Li, K.; Chen, S.; Wang, K.; Wang, Y.; Fang, Z.; Lyu, J.; Zhu, H.; Li, Y.; Yu, T.; Yang, F.; Zhang, X.; Guo, S.; Ruan, C.; Zhou, J.; Wang, Q.; Luo, C.; Ye, M.

While tremendous progress has been made in chemical proteomics for identifying protein-ligand interactions, it remains challenging for proteome-wide identification of ligand-binding regions without modifying the ligands. Here, we discovered that "disruptive trypsinization" amplifies the readout of ligand-induced protein local stability shifts, and explored this notion in developing "peptide-centric local stability assay" (PELSA), a modification-free approach which achieves unprecedented sensitivity in proteome-wide target identification and binding-region determination.
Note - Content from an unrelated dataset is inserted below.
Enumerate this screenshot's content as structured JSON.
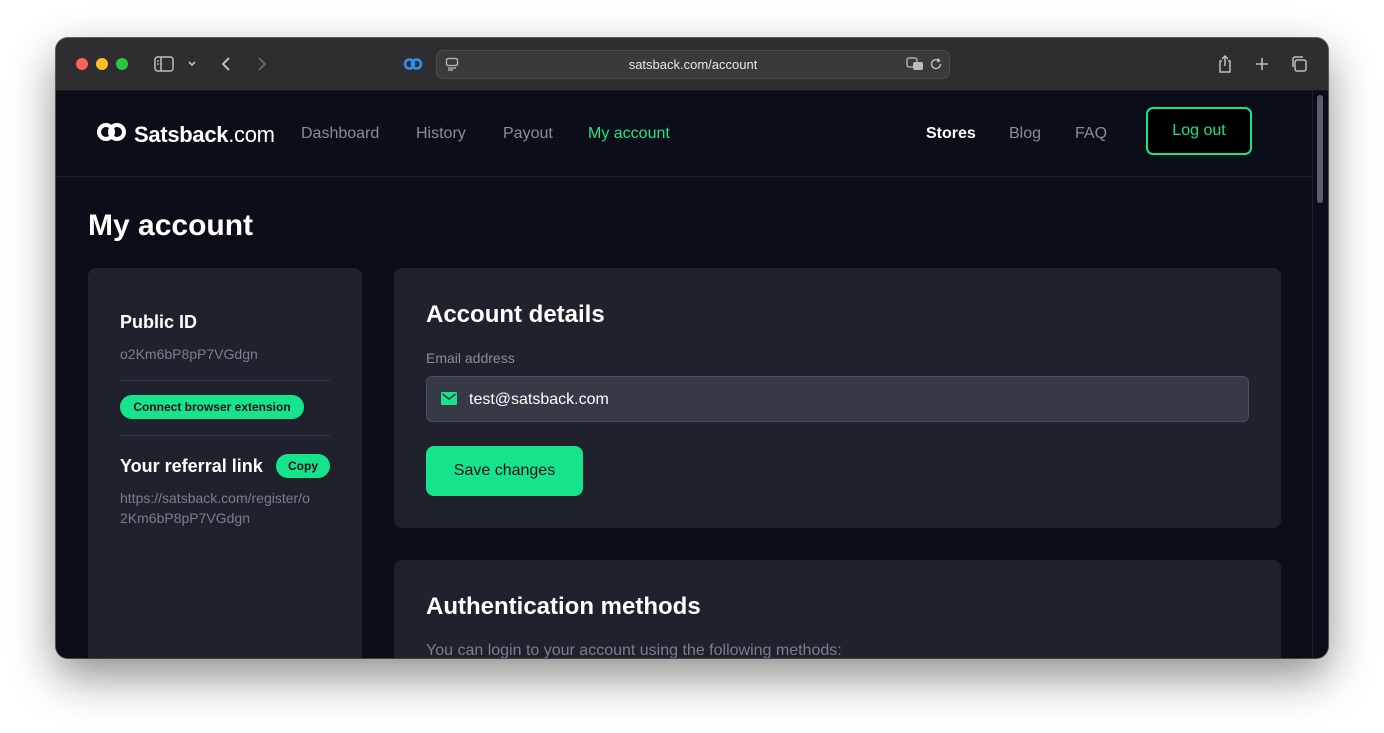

We demonstrate the versatility of PELSA by investigating the interactions across various biological contexts including drug-target interactions, metabolism, epitope mapping, metal proteomics, and post-translational modification recognition. A PELSA study of the oncometabolite R2HG revealed functional insights about its targets and pathogenic processes in both cancer and immune cells. Thus, beyond offering users unprecedented sensitivity for characterizing diverse target-ligand interactions, PELSA supports informative screening and hypothesis generation studies throughout life science.